In the interest of maintaining good glucose control, patients also should monitor their glucose levels more frequently so that fluctuations can be detected early and quickly addressed with the appropriate medication adjustments, according to guidelines from the ADA and AACE. They should continue to follow a healthy diet that includes adequate protein and they should exercise regularly.

Patients should ensure that they have enough medication and testing supplies – for at least 14 days, and longer, if costs permit – in case they have to go into quarantine.

General preventive measures, such as frequent hand washing with soap and water, practicing good respiratory hygiene by sneezing or coughing into a facial tissue or bent elbow, also apply for reducing the risk of infection. Touching of the face should be avoided, as should nonessential travel and contact with infected individuals.

Patients with diabetes should always be current with their influenza and pneumonia shots.

Dr. Rettinger said that he always recommends the following preventative measures to his patients and he is using the current health crisis to reinforce them:

  • Eat lots of multicolored fruits and vegetables.
  • Eat yogurt and take probiotics to keep the intestinal biome strong and functional.
  • Be extra vigilant regarding sugars and sugar control to avoid peaks and valleys wherever possible.
  • Keep the immune system strong with at least 7-8 hours sleep and reduce stress levels whenever possible.
  • Avoid crowds and handshaking.
  • Wash hands regularly.

Possible therapies

There are currently no drugs that have been approved specifically for the treatment of COVID-19, although a vaccine against the disease is currently under development.

Dr.

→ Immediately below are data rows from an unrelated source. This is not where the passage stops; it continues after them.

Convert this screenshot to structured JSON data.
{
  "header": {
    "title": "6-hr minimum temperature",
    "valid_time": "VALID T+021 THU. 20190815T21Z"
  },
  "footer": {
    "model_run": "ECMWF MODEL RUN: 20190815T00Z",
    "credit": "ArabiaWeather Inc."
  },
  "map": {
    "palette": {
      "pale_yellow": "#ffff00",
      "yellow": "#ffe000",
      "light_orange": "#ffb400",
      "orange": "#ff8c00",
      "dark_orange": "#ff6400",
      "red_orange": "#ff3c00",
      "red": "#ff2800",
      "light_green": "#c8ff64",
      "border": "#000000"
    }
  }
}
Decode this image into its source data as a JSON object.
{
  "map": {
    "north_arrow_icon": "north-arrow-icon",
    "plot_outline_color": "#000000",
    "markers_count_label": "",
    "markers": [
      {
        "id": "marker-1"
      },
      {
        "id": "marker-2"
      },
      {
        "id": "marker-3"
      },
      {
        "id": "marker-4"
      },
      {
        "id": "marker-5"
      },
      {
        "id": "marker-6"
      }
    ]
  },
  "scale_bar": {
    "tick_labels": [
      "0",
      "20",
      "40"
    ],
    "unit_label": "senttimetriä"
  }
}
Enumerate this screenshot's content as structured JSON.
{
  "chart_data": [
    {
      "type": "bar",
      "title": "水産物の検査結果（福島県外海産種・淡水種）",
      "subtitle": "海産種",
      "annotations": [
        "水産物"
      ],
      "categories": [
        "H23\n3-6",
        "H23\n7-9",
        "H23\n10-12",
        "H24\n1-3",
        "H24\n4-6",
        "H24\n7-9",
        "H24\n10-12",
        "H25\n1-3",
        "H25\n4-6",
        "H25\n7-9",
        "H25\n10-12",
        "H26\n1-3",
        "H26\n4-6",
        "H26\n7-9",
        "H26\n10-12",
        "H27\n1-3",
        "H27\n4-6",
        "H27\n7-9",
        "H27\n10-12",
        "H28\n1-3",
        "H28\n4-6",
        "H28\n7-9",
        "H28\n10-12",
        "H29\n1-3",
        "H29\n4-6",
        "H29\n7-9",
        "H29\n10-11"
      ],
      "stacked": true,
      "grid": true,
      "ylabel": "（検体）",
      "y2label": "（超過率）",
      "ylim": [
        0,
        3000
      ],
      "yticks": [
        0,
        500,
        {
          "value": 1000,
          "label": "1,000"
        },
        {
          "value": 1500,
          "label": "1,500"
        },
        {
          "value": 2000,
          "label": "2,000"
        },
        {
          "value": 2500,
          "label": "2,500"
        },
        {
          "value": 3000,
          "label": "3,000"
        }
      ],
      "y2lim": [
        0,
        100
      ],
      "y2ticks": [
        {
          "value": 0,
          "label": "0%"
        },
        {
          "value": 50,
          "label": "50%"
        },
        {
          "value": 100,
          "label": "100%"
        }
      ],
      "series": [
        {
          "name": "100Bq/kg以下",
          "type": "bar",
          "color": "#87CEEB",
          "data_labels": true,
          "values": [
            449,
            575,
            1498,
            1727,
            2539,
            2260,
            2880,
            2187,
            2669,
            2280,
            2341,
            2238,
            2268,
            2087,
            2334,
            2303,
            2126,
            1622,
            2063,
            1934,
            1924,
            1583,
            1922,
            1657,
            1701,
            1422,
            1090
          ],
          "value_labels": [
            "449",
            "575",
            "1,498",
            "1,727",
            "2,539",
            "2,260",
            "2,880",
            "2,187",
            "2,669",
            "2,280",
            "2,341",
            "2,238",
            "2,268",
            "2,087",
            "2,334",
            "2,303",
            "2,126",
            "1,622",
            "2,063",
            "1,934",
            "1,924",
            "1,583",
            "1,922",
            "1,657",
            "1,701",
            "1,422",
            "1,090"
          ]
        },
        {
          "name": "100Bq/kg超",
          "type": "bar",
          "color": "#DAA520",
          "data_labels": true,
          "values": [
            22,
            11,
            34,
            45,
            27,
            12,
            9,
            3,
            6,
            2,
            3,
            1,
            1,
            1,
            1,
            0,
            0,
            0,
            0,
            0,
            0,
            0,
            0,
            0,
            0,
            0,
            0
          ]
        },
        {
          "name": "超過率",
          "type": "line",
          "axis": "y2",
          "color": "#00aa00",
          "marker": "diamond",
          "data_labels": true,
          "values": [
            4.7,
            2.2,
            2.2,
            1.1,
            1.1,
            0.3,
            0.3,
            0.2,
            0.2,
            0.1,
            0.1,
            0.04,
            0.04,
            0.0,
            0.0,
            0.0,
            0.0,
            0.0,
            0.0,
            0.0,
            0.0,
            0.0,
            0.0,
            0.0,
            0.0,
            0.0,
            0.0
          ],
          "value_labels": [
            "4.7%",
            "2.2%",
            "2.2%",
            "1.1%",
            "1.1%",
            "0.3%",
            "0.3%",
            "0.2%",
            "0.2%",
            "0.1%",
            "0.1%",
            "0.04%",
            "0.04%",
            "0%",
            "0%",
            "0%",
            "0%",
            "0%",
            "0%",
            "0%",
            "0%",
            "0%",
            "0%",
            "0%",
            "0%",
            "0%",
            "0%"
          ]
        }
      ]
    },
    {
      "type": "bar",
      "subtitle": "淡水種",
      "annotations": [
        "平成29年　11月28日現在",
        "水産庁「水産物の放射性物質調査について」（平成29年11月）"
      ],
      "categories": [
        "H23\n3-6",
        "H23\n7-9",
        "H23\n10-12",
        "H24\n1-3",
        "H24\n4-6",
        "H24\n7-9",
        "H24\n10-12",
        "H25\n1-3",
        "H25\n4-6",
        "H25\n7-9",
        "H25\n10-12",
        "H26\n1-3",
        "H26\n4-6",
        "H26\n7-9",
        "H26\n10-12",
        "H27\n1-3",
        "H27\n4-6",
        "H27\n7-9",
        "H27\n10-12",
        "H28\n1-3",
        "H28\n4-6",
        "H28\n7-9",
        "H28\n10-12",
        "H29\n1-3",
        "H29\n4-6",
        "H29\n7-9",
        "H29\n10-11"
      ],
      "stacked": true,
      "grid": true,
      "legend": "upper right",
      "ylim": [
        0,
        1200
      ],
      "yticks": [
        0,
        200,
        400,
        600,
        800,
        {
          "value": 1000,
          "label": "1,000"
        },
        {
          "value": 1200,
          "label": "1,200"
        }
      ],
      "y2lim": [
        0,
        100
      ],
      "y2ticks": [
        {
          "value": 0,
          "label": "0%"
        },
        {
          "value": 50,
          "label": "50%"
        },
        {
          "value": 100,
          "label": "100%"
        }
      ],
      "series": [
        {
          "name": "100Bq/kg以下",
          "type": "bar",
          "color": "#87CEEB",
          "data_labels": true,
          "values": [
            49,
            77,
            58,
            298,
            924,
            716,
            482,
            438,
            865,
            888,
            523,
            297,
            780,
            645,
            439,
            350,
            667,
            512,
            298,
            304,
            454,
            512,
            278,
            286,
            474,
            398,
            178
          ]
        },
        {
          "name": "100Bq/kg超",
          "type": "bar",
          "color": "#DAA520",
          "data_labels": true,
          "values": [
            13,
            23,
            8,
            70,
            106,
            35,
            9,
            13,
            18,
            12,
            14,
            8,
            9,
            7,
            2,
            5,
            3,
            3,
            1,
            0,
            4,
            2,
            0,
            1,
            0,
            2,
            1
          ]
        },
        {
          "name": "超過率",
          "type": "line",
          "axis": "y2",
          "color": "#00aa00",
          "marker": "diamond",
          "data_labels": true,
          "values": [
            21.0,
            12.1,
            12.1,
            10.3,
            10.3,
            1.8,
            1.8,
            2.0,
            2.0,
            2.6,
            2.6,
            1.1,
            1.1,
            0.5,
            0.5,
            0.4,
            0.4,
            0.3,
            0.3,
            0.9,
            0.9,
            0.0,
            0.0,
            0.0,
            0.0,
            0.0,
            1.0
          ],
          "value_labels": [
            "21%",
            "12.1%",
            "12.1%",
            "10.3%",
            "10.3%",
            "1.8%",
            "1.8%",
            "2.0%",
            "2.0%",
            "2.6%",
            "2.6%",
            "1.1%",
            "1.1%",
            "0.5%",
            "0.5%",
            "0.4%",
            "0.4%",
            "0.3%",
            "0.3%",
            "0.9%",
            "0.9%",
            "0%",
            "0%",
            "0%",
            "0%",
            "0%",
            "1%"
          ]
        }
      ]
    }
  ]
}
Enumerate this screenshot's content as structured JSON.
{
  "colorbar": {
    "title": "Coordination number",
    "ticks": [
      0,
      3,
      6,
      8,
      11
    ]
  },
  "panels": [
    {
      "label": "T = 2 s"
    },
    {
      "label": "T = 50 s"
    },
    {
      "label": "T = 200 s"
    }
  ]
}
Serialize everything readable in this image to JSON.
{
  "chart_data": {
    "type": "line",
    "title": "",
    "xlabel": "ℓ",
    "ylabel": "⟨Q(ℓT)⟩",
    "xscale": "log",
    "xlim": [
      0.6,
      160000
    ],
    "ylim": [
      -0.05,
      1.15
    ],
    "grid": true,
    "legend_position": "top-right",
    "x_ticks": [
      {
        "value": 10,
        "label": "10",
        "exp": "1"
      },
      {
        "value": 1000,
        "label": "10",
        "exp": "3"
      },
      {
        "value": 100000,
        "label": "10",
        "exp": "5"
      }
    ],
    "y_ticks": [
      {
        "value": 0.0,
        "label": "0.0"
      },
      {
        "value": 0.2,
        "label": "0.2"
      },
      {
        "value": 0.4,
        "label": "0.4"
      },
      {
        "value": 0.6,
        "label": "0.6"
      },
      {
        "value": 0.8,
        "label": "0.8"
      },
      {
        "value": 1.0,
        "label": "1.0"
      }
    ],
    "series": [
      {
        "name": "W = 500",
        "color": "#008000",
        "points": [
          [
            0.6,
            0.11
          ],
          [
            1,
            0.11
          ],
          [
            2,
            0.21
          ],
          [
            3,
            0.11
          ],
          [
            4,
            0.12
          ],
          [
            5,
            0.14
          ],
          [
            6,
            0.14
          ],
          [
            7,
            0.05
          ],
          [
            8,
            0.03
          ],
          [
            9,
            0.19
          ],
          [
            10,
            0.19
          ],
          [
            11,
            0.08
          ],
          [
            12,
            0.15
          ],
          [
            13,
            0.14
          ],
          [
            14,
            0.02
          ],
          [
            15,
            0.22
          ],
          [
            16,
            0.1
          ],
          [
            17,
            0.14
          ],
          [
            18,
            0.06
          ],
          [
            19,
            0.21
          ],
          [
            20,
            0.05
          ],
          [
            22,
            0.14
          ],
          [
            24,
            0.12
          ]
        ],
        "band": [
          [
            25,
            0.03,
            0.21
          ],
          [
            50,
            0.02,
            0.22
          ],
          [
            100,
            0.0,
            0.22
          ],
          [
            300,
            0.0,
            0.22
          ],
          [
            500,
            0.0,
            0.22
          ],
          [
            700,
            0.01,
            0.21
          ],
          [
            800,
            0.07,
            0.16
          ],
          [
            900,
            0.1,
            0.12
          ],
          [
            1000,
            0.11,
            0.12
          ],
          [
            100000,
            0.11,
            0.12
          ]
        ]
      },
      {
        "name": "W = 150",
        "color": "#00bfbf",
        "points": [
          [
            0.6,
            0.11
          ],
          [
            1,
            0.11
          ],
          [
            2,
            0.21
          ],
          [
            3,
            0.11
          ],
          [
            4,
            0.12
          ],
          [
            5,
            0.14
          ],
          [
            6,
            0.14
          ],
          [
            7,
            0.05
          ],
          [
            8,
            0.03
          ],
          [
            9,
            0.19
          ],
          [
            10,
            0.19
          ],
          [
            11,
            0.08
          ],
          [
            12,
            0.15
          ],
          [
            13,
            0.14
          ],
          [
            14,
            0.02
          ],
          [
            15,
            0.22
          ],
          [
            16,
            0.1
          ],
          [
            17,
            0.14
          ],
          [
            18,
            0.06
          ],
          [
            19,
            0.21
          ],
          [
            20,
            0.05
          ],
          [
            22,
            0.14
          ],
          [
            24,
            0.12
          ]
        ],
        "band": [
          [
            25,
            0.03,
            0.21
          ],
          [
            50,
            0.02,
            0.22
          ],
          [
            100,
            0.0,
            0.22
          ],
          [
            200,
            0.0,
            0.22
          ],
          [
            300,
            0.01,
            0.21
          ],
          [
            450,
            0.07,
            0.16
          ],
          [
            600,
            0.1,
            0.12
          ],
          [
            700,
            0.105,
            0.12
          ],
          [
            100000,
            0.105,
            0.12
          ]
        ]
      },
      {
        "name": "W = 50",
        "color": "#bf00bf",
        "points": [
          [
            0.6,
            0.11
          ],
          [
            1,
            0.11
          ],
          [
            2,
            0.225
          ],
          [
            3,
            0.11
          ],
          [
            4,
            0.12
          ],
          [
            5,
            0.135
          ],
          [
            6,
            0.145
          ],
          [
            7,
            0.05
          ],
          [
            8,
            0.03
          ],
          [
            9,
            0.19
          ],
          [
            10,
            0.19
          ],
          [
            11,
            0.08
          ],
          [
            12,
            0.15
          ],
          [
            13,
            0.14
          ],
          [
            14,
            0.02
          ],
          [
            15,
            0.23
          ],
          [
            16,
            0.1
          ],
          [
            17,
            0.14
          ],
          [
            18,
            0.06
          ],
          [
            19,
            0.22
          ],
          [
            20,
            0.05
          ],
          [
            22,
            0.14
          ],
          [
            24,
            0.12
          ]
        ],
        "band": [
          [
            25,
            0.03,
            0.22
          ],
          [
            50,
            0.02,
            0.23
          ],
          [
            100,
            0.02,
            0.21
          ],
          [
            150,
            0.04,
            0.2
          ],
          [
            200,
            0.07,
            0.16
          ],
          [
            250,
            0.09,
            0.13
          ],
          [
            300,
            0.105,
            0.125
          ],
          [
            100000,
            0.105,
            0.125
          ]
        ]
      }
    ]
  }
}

Gupta and his colleagues noted in their article that there have been reports of the anecdotal use of antiviral drugs such as lopinavir, ritonavir, interferon-beta, the RNA polymerase inhibitor remdesivir, and chloroquine.

However, Dr. Handelsman said that, as far as he knows, none of these drugs has been shown to be beneficial for COVID-19. “Some [providers] have tried Tamiflu, but with no clear outcomes, and for severely sick patients, they tried medications for anti-HIV, hepatitis C, and malaria, but so far, there has been no breakthrough.”

Dr. Cohen, Dr. Handelsman, Dr. Jellinger, Dr. Levy, and Dr. Rettinger are members of the editorial advisory board of Clinical Endocrinology News. Dr. Gupta and Dr. Wu, and their colleagues, reported no conflicts of interest.